—Du bist an einem Punkt angelangt, den wir schon passiert haben.

Von derselben Gleichgültigkeit gegen die Religion ausgehend, hatten sie den Okkultismus studiert. Von diesem Augenblick an schlaflose Nächte, geheimnisvolle, von Todesängsten begleitete Vorfälle, schliesslich nächtliche Krisen, Wahnsinnsanfälle. Die unsichtbaren Furien verfolgen die Jagd bis zum rettenden Hafen: das ist die Religion. Ehe sie aber so weit kommen, offenbart sich der Schutzengel, und das ist niemand anders als Swedenborg. Man nimmt mit Unrecht an, dass ich meinen Landsmann gründlich kenne; und, überrascht von meiner Unkenntnis, geben mir die guten Damen, jedoch nicht ohne Zögern, ein altes deutsches Buch.

—Nimm, lies und fürchte dich nicht!

—Fürchten? Was?

Als ich in meinem rosa Zimmer allein bin, öffne ich den alten Band aufs Geradewohl und lese. Ich überlasse es dem Leser, sich meine Gefühle vorzustellen, als meine Blicke auf eine Beschreibung der Hölle fallen, in der ich die Landschaft von Klam, die Landschaft meiner Zinkschale, wie nach der Natur gezeichnet, wiederfinde. Das kesselförmige Tal, die mit Fichten bestandenen Hügel, die düsteren Wälder, die Schlucht mit dem Bach, das Dorf, die Kirche, das Armenhaus, der Düngerhaufen, die Mistjauche, der Schweinestall, alles ist da.

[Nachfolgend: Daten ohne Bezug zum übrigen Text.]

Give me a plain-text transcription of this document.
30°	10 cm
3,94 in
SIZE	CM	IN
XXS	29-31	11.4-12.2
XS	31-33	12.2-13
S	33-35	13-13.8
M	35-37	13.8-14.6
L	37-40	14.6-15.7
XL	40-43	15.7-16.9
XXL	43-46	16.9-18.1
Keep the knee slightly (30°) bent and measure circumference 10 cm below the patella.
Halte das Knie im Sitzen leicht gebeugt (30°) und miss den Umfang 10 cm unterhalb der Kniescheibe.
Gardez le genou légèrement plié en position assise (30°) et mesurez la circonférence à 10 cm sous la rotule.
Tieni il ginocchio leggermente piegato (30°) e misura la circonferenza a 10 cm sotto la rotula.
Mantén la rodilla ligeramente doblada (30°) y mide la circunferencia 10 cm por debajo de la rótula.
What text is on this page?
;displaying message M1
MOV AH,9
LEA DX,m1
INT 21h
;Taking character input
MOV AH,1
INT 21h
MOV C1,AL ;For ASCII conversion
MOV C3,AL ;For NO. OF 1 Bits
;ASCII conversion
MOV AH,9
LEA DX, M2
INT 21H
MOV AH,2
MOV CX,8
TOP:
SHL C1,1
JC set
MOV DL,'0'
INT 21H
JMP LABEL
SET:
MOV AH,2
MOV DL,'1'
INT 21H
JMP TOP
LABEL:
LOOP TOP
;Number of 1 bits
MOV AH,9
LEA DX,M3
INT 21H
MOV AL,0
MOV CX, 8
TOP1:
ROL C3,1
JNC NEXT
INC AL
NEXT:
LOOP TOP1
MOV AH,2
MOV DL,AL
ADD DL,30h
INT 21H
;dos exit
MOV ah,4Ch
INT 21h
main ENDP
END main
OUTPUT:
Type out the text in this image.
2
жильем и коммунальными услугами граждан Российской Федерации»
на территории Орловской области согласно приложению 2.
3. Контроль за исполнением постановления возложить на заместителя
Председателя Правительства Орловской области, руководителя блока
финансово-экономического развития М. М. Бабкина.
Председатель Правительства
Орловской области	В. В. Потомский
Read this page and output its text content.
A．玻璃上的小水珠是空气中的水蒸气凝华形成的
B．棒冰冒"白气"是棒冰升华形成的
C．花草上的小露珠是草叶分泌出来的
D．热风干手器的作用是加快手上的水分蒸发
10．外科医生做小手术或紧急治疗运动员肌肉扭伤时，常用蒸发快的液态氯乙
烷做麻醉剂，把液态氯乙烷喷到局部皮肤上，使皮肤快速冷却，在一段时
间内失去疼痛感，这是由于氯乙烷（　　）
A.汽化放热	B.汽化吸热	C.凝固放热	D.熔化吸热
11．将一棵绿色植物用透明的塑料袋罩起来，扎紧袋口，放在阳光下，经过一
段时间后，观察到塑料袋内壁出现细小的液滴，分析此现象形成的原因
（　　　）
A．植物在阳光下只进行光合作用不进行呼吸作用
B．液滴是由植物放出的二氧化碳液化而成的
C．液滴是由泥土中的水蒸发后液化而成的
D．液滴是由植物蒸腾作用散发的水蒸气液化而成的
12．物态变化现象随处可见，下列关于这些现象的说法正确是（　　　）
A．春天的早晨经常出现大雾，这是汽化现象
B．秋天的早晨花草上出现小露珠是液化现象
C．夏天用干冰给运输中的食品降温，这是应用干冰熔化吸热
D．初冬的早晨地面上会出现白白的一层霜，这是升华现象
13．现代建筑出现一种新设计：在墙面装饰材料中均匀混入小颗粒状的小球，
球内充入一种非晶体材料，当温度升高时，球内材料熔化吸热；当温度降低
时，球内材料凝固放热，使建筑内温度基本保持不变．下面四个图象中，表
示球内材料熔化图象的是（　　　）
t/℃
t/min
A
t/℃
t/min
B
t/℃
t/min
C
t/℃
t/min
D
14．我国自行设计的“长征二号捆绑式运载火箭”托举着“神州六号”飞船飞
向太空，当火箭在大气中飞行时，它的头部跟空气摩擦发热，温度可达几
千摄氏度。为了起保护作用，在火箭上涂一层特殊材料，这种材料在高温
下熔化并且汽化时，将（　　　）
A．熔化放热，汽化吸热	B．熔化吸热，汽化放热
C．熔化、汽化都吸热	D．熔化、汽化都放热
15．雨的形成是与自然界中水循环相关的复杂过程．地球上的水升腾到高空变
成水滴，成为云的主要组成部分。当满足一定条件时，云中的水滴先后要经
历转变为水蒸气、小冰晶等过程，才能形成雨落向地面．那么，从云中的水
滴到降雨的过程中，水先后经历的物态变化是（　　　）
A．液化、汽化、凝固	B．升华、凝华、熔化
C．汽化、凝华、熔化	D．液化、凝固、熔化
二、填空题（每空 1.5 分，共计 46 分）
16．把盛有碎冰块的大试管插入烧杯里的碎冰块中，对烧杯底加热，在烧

Die Hölle? Aber ich bin in der tiefsten Verachtung gegen die Hölle erzogen; ich habe sie als eine Phantasie betrachten gelernt, die man wie andere Vorurteile verworfen hat. Und doch kann ich die Tatsache nicht leugnen, nur mit dem Unterschied, und das ist das Neue in der Auslegung der sogenannten ewigen Strafen: wir sind schon in der Hölle. Die Erde, das ist die Hölle, das von einer höheren Vernunft gebaute Gefängnis. Ich kann ja nicht einen Schritt gehen ohne das Glück der andern zu verletzen; und die andern können nicht glücklich bleiben, ohne mir Leiden zuzufügen.

So malt Swedenborg, vielleicht ohne es zu wissen, das irdische Leben, indem er die Hölle darstellen will.

Das Feuer der Hölle, das ist der Wunsch emporzukommen; die Mächte erwecken den Wunsch und erlauben den Verdammten, das zu erreichen, nach dem sie trachten. Sobald aber das Ziel erreicht und die Wünsche erfüllt sind erscheint alles wertlos, und der Sieg ist nichtig! Eitelkeit der Eitelkeiten, alles ist nur Eitelkeit. Nach der ersten Enttäuschung blasen die Mächte das Feuer der Begierde und des Ehrgeizes an, und nicht der ungestillte Hunger foltert am meisten, die gesättigte Begier flösst den Ekel an allem ein. So erleidet der Dämon eine endlose Strafe, weil er augenblicklich alles, was er wünscht, erhält, also sich nicht mehr darüber freuen kann.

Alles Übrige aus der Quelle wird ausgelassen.